Set the parameters of this estimator.

transform(X)

Transform on the base feature_encoder without nested cross validation.

Init wrapper.

Methods

fit(X, y, **kwargs)

Fit on the base feature_encoder without nested cross validation.

fit_transform(X[, y, X_test, groups])

Unbiased encodings from a supervised encoder and inference on test set.

get_metadata_routing()

Get metadata routing of this object.

get_params([deep])

Get parameters for this estimator.

set_output(*[, transform])

Set output container.

set_params(**params)

Set the parameters of this estimator.

transform(X)

Transform on the base feature_encoder without nested cross validation.

fit(X, y, **kwargs)[source]

Fit on the base feature_encoder without nested cross validation.

fit_transform(X, y=None, X_test=None, groups=None, **fit_params)[source]

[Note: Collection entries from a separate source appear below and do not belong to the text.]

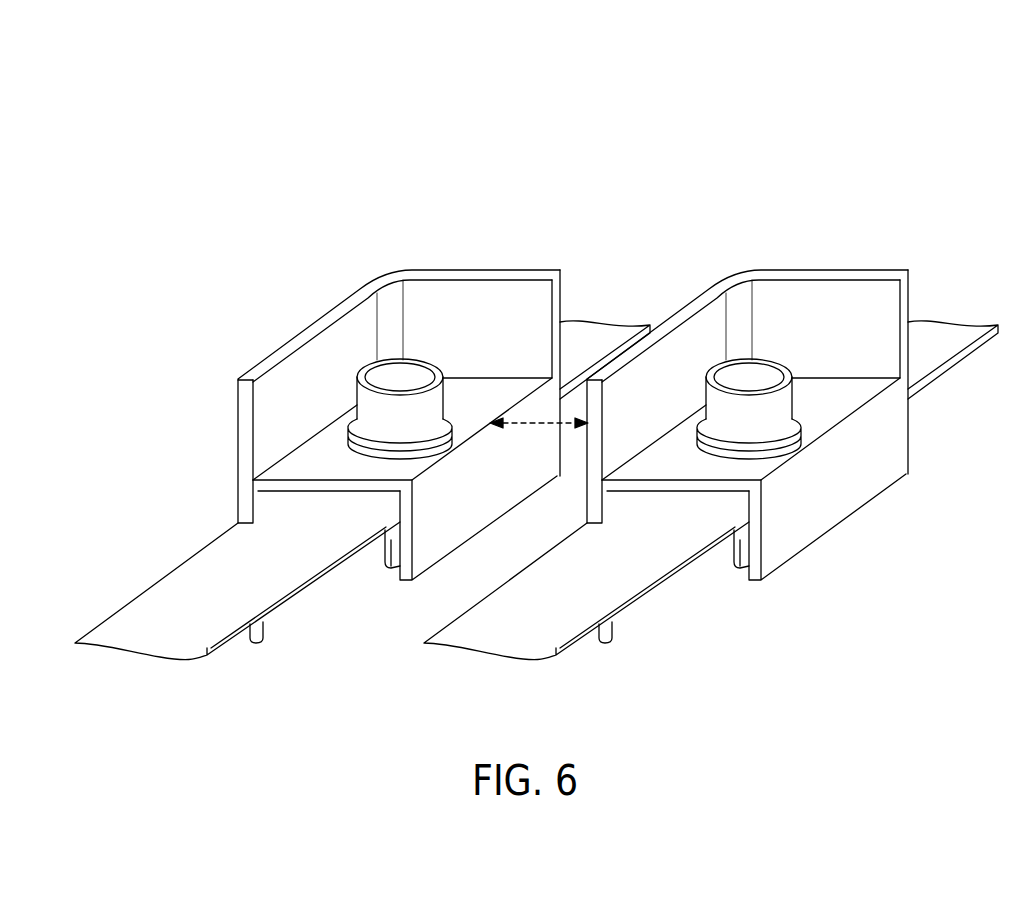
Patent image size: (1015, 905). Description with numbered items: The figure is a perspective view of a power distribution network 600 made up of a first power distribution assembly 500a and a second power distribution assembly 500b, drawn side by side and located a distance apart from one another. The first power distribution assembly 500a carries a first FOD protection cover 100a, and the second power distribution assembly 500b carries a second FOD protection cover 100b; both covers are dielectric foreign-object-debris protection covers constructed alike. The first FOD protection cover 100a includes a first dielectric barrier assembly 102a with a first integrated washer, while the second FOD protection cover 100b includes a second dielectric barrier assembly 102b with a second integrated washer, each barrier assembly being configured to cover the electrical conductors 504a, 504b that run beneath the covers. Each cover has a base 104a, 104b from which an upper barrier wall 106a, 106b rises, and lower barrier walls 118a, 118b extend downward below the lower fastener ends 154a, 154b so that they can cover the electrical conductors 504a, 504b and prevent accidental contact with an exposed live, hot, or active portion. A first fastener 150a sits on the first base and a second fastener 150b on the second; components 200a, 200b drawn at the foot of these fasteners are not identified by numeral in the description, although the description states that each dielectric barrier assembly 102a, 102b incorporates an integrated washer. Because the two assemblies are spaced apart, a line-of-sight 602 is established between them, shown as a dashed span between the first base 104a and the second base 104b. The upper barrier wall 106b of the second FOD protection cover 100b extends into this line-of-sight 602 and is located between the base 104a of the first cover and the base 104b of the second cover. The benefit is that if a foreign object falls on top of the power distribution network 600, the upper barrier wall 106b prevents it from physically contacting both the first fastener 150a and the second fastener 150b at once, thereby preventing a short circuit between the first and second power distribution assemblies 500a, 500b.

The power distribution network 600 is at (484, 155).
The first power distribution assembly 500a is at (283, 265).
The second power distribution assembly 500b is at (711, 441).
The first FOD protection cover 100a is at (397, 262).
The second FOD protection cover 100b is at (523, 254).
The first dielectric barrier assembly 102a is at (489, 402).
The second dielectric barrier assembly 102b is at (882, 368).
The base 104a is at (300, 463).
The base 104b is at (782, 451).
The upper barrier wall 106a is at (301, 321).
The upper barrier wall 106b is at (747, 356).
The lower barrier wall 118a is at (232, 513).
The lower barrier wall 118b is at (694, 536).
The first fastener 150a is at (411, 364).
The second fastener 150b is at (782, 298).
The lower fastener end 154a is at (394, 569).
The lower fastener end 154b is at (724, 586).
The flanged mount on first base 200a is at (451, 416).
The flanged mount on second base 200b is at (830, 318).
The electrical conductor 504a is at (207, 655).
The electrical conductor 504b is at (586, 613).
The line-of-sight 602 is at (543, 423).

Unbiased encodings from a supervised encoder and inference on test set.

Parameters:
  • X – array-like, shape = [n_samples, n_features] Training vectors for the supervised encoder, where n_samples is the number of samples and n_features is the number of features.

  • y – array-like, shape = [n_samples] Target values for the supervised encoder.

  • optional (X_test,) – array-like, shape = [m_samples, n_features] or a tuple of array-likes (X_test, X_valid…) Vectors to be used for inference by an encoder (e.g. test or validation sets) trained on the full X & y sets. No nested folds are used here

  • groups – Groups to be passed to the cv method, e.g. for GroupKFold

  • fit_params

Returns:

array, shape = [n_samples, n_numeric + N] Transformed values with encoding applied. Returns multiple arrays if X_test is not None

transform(X)[source]

Transform on the base feature_encoder without nested cross validation.